Any peace deal in Ukraine would benefit the euro?
The war in Ukraine took a huge toll on the euro. Could peace bring a big dividend? Probably not. This is not to deny that there could be some uplift for the single currency, but it won’t be a patch on the collapse we saw when Russia invaded Ukraine in February 2022.

Why the big difference? The short answer is that the euro zone suffered a massive deterioration in its terms of trade (the ratio of export prices to import prices) on account of the huge surge in gas prices when Russia started its assault. The region will not experience a similarly-sized improvement in its terms of trade if President Trump manages to cajole Russia and Ukraine into a peace deal.
To see this, consider that natural gas prices in Europe averaged somewhere in the region of EUR25 per MWh in the two decades before the pandemic. Prices moved up through 2021, partly as a function of the pandemic but also seemingly due to the Russian troop build-up on the Ukrainian border. But it was in February 2022 when the Russian invasion was launched that natural gas prices really surged in Europe given that around 45% of Europe’s gas was being supplied by Russia. Prices rose to a peak of around EUR350 per MWh.
As Europe re-routed its energy requirements elsewhere to other countries, such as Norway, and other commodities (LNG) so gas prices retreated and they currently stand close to EUR60 per MWh, or roughly two-and-a-half times the pre-war average. A peace deal might, conceivably, push prices back to their average pre-war level but that probably depends on Russia being able to route gas supplies to Europe through Ukraine again. These are currently shut off but re-opening could clearly be part of any peace deal. This would represent a positive terms of trade shock for the euro zone and conceivably aid the euro against the dollar and other currencies.
However, a halving of European natural gas prices on a peace deal would be tiny relative to the 10-fold-plus rise in European gas prices that we saw soon after the conflict started in 2022. The scale of this negative terms of trade shock in 2022 pushed euro/dollar down by around 15% in the six-months, or so, following Russia’s invasion in February 2022. A positive terms of trade shock now, if peace were to break out, should theoretically at least only see a tiny fraction of the 2022 decline reversed.

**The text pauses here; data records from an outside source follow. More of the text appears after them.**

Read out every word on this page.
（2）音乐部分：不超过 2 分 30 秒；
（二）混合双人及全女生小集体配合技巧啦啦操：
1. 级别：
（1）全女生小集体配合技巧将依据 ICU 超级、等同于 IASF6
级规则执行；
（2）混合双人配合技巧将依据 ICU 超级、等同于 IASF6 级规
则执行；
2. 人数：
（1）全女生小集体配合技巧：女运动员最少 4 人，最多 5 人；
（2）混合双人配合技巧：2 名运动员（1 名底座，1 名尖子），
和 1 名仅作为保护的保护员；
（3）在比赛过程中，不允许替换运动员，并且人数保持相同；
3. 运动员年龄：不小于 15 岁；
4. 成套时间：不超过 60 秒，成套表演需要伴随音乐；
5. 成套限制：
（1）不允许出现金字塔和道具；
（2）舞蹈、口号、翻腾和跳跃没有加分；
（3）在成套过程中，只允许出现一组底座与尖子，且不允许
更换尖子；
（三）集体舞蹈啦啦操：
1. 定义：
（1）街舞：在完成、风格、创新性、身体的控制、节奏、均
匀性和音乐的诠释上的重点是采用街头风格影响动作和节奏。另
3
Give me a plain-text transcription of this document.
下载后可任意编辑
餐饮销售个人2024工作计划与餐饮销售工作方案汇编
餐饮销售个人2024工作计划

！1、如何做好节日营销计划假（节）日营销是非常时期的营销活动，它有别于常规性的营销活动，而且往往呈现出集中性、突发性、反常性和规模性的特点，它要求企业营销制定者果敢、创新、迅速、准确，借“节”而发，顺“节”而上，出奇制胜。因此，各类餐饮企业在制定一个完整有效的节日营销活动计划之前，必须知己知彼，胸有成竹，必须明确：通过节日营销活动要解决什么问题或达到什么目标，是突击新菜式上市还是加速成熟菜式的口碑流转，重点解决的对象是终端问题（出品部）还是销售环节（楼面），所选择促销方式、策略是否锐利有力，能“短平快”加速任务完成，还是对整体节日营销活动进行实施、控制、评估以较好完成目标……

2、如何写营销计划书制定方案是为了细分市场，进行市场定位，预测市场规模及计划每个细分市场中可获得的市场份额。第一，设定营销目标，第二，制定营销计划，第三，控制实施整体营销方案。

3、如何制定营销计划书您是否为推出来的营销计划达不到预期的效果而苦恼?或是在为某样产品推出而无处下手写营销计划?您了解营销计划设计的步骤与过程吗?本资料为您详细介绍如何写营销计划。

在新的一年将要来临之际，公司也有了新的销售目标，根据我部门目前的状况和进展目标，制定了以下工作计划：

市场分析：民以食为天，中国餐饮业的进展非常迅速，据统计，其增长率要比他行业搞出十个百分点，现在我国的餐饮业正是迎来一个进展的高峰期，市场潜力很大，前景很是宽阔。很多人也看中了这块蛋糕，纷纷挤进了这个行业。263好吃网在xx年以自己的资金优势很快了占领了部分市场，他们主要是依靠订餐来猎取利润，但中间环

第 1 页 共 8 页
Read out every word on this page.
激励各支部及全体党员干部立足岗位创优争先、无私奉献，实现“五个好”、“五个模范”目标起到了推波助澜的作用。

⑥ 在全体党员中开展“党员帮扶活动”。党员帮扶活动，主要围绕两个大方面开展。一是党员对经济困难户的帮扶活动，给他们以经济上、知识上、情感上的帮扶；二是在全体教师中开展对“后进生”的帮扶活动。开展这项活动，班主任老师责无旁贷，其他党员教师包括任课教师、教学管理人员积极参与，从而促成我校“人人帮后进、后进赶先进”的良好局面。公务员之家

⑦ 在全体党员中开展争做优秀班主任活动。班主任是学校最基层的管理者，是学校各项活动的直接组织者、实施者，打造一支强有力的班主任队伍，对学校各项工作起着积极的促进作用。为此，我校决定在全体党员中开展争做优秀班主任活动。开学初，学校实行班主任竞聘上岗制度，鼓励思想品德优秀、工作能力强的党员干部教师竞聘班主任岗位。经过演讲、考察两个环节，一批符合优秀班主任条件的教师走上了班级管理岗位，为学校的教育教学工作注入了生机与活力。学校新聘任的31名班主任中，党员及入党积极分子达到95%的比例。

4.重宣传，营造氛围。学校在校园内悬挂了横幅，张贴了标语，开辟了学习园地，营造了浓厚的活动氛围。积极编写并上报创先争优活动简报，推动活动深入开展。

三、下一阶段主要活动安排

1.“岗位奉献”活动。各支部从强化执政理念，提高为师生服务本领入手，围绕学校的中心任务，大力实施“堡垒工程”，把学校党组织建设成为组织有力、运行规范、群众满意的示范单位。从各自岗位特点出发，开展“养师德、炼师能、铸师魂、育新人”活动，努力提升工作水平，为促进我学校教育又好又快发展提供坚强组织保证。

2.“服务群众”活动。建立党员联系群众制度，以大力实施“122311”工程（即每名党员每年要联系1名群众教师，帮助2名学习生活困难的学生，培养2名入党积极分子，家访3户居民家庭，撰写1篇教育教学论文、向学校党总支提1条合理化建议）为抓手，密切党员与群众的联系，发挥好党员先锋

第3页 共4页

A second issue is the impact on monetary policy. For while the war in Ukraine has shifted European gas prices around dramatically; the impact in the US natural gas market has been far smaller. Assuming this continues in the aftermath of any peace agreement, it would likely suggest a steeper fall in European gas prices compared to those in the US. Hence, if any central bank takes advantage with lower rates it would be the ECB. But the cost of this could be downside pressure on the euro as rate differentials move against the single currency.
A third factor to mention is that it appears that both the EU and Ukraine could be bystanders in a peace deal that’s largely brokered between the US and Russia, and that tends to suggest that any deal might not work out so well for both. Ukraine could, for instance, have concerns about its future security while the EU would most likely be forced to pay for much of the reconstruction if, as seems very possible, Russia’s frozen reserves are handed back as a result of the US/Russian peace deal.
In short, while any peace would undoubtedly be welcome and so prove a positive benefit for the euro, it could be counterbalanced by the sort of peace deal that is agreed. A deal that’s very much governed by the interests of the US and Russia can hardly be one that acts as a natural support for the euro.
“We are very cautious about how much support a peace deal between Russia and Ukraine could give the euro. As mentioned earlier, the euro fell some 15% against the dollar in the six months after war broke out in 2022. If peace breaks out soon we’d be surprised to see the euro recover more than a third of that loss over a similar period”, said Steven Barrow, Head of Standard Bank G10 Strategy.